Carter Aviation Technologies is developing a hybrid solution to these problems. Their “Cartercopter” allows vertical take off and landing, will fly as fast as a fixed wing aircraft (which is much faster than a helicopter), and will not be subject to the “dead man zone” problem. Why no “dead man zone?” Because as a gyroplane it is always in auto-rotate mode. If you lose power you just float down. Theoretically it would be safer than either a helicopter or an airplane in a power-off emergency landing.
There’s nothing new about gyroplanes. They’ve been around since 1923. But this form of aircraft has been neglected since the helicopter became practical. Carter Aviation saw an opportunity to innovate.
The Cartercopter’s first innovation is depleted uranium on the tips of the overhead rotor. Depleted uranium makes the tips of the rotor very heavy. While safely on the ground the overhead rotor is powered up by the engine. A gyroplane rotor is never powered in the air because it lacks a rear-stabilizing rotor like a helicopter. But once the Cartercopter’s rotor is spinning, the heavy tipped blade will maintain its spin and provide significant lift before the aircraft even begins its roll forward.
Second, the aircraft has wings like what you would expect on a fast moving jet. These wings are small and thin to hold down drag, but small wings provide limited lift. Without the rotor, the aircraft would stall at about 150 knots – the rotor makes up the difference.
At cruising altitude, the CarterCopter’s third innovation becomes available. Overhead rotor drag makes traditional gyroplanes very slow. The drag of the rotor is a cube function of the speed of the rotor. And the faster a traditional gyroplane flys, the faster the overhead rotor turns creating increasing drag. But the Cartercopter slows the rotor speed as airspeed increases. By slowing the overhead rotor from about 300 rpm to 100, the drag on the Cartercopter is significantly reduced which allows speeds comparable to fixed wing aircraft.
You might be wondering why they don’t just stop the rotor if drag would be reduced. Stopping the rotor would reduce drag, but it would be costly to engineer a stopped rotor, and the aircraft is safer with the rotor still spinning. This slowed rotation appears to be a smart compromise.

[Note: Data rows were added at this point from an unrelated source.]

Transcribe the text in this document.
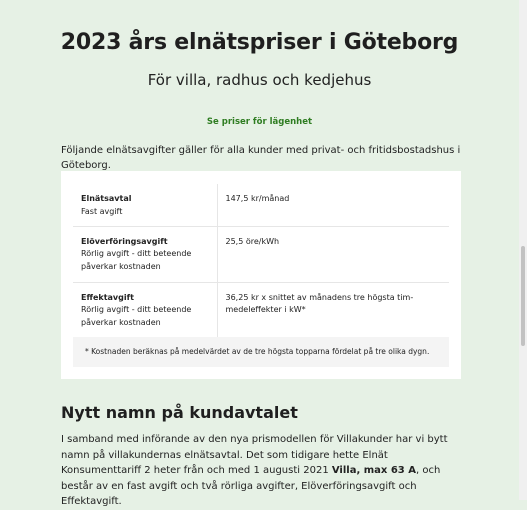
2023 års elnätspriser i Göteborg
För villa, radhus och kedjehus
Se priser för lägenhet
Följande elnätsavgifter gäller för alla kunder med privat- och fritidsbostadshus i Göteborg.

Elnätsavtal
Fast avgift	147,5 kr/månad

Elöverföringsavgift
Rörlig avgift - ditt beteende påverkar kostnaden	25,5 öre/kWh

Effektavgift
Rörlig avgift - ditt beteende påverkar kostnaden	36,25 kr x snittet av månadens tre högsta tim-medeleffekter i kW*
* Kostnaden beräknas på medelvärdet av de tre högsta topparna fördelat på tre olika dygn.
Nytt namn på kundavtalet
I samband med införande av den nya prismodellen för Villakunder har vi bytt namn på villakundernas elnätsavtal. Det som tidigare hette Elnät Konsumenttariff 2 heter från och med 1 augusti 2021 Villa, max 63 A, och består av en fast avgift och två rörliga avgifter, Elöverföringsavgift och Effektavgift.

If a flying Delorean is out of the question, a fully automated Cartercopter would be a nice consolation prize.
UPDATE: Here’s a link to the video page at Discovery.com where you can see the program that inspired this post.
UPDATE II: And here’s a link to a 60 minutes print story on “flying cars” that also mentions the Cartercopter.
UPDATE III: In the comments Jim Strickland points out two additional problems with “flying cars” – noise pollution and petroleum depletion. To that I would add increased fossil fuel emissions.
Hydrogen fuel cells could address all of these problems. Hydrogen fuel cell vehicles run on electricity produced by hydrogen. It would be very quiet, would not deplete petroleum reserves, and would be clean for the environment.
Honda has done some impressive work in the last few years improving power output of fuel cell vehicles (see here and here). Whether fuel cells have been developed to the point that they could power an aircraft is another question. Probably not…yet.